Августовские пушки - Барбара Такман
Шрифт:
Интервал:
Закладка:
Несмотря на то, что германские потери были меньшими, Шольц отошел перед превосходящими силами еще примерно на 10 миль, остановившись на ночь со штабом в деревне Танненберг. Самсонов, все так же подгоняемый Жилинским, который требовал выхода на установленный рубеж, где он смог бы отрезать «отступающего» врага, отдал приказы всем своим корпусам — слева XXIII корпусу, в центре XV и XIII корпусам и слева VI корпусу, — указав исходные рубежи и маршруты на следующий день. За Нейденбургом со связью стало еще хуже. У одного корпуса закончились запасы проводов, и приказы и донесения передавались верховыми ординарцами. У VI корпуса не оказалось ключа к шифру, которым пользовались в XIII корпусе. В конце концов приказы Самсонова стали передавать открытым текстом по радио.

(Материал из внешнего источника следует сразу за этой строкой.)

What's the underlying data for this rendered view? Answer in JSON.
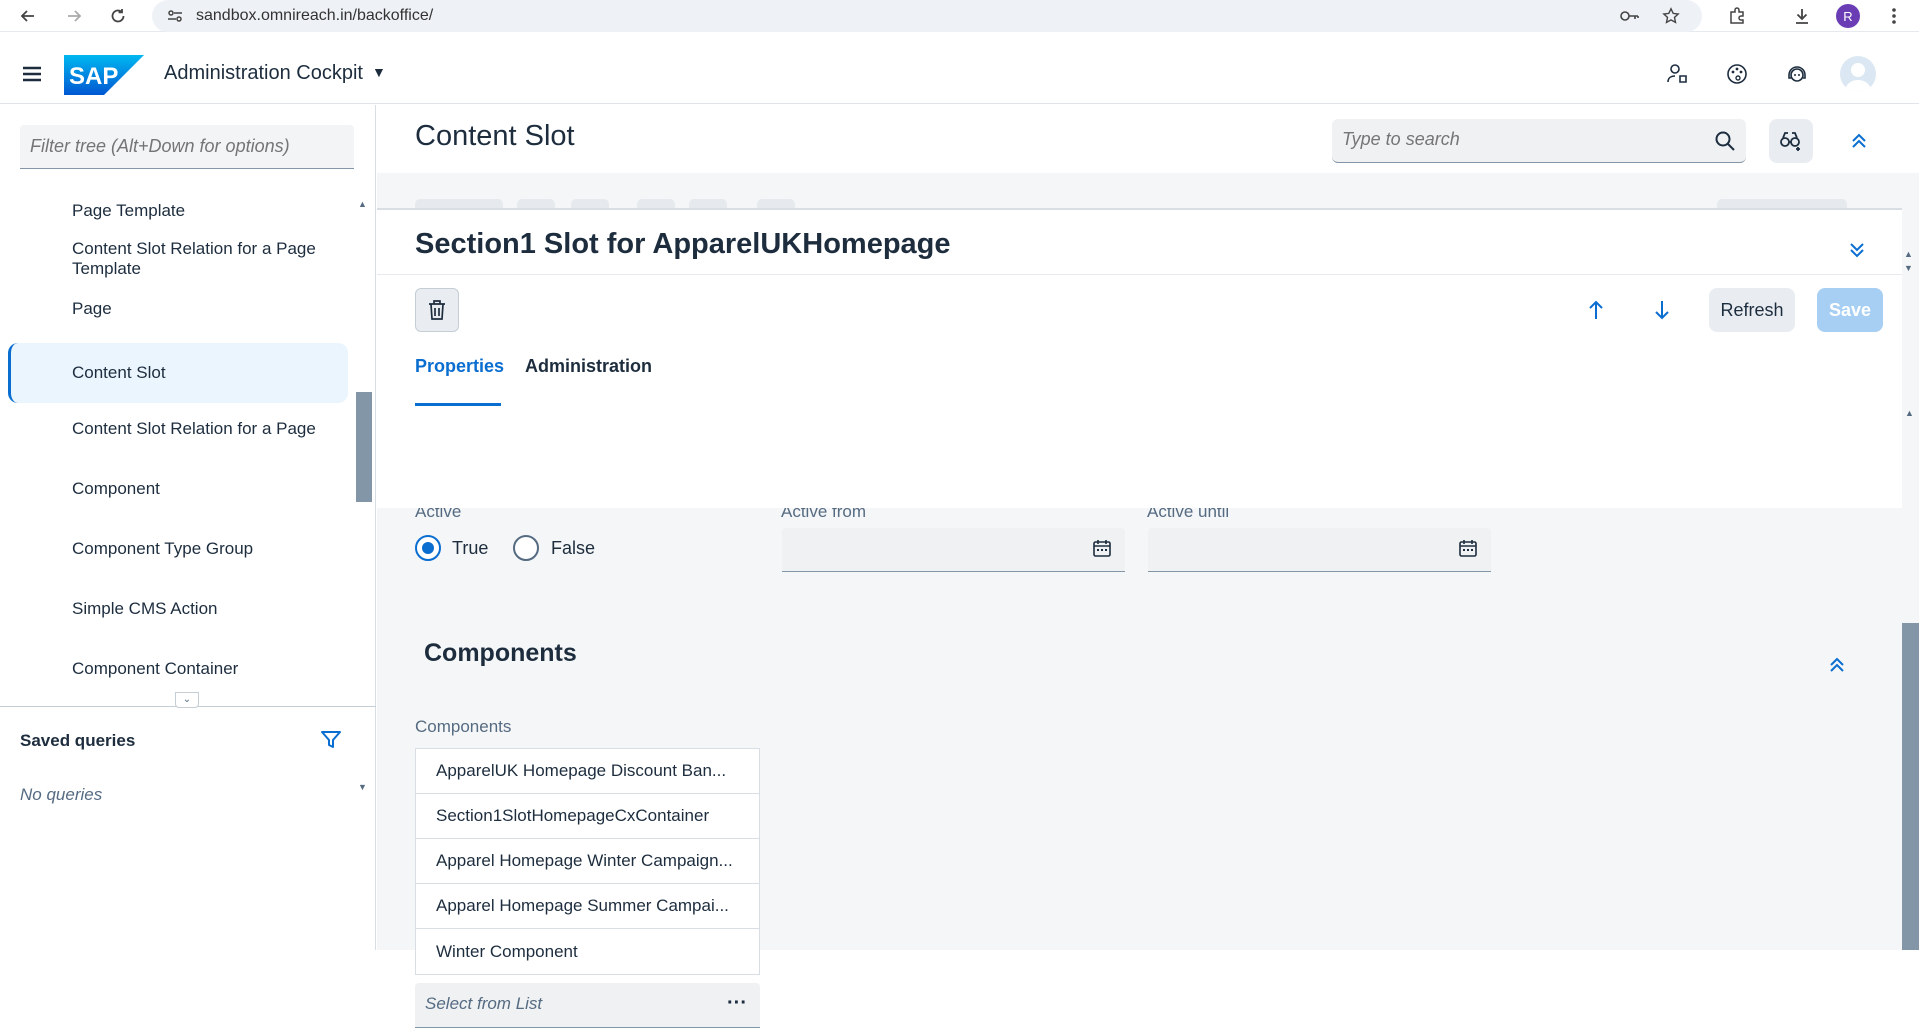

До этого момента — спустя примерно двадцать четыре часа после прибытия Людендорфа и Гинденбурга — командование 8-й армии еще не решило, посылать ли корпуса Макензена и фон Белова против правого крыла Самсонова. Гинденбург и офицеры штаба прибыли в Танненберг на совещание с Шольцем, который был «мрачен, но уверен». Затем они вернулись в штаб армии. Тот вечер, писал позднее Гофман, «был самым трудным из всего сражения». Пока штаб обсуждал обстановку на фронте, офицер-связист принес перехваченные приказы Самсонова на следующий день, 25 августа. Хотя такая подсказка от противника и не раскрывала намерений Ренненкампфа, которые и составляли основной вопрос, из перехваченных сообщений немцы узнали, где можно ожидать русские войска. Чем они и воспользовались. 8-я армия приняла решение бросить все свои силы против Самсонова. Макензену и фон Белову были отданы приказы повернуться к Ренненкампфу спиной и начать марш на юг немедленно.
Глава 16
Танненберг
Обеспокоенный мыслью о том, что в тылу у него находится Ренненкампф, Людендорф спешил завязать сражение с Самсоновым. Согласно его приказам первая стадия боя должна была начаться 25 августа атакой I корпуса генерала фон Франсуа на Уздау с целью охвата левого фланга Самсонова. Франсуа атаковать отказался. Его тяжелая артиллерия и некоторые пехотные части, проделав долгий кружной путь от Гумбиннена, до сих пор еще выгружались и не успели подойти. Атаковать без поддержки всей своей артиллерии и без полного запаса снарядов, как утверждал Франсуа, означало риск неудачи. Если путь отступления для Самсонова останется открытым, он может избежать планируемого для него уничтожения. Франсуа неофициально поддерживали Гофман и генерал Шольц, который, хотя и вел бой с русскими накануне, заверил Франсуа по телефону, что XX корпус удержит позиции без немедленной поддержки.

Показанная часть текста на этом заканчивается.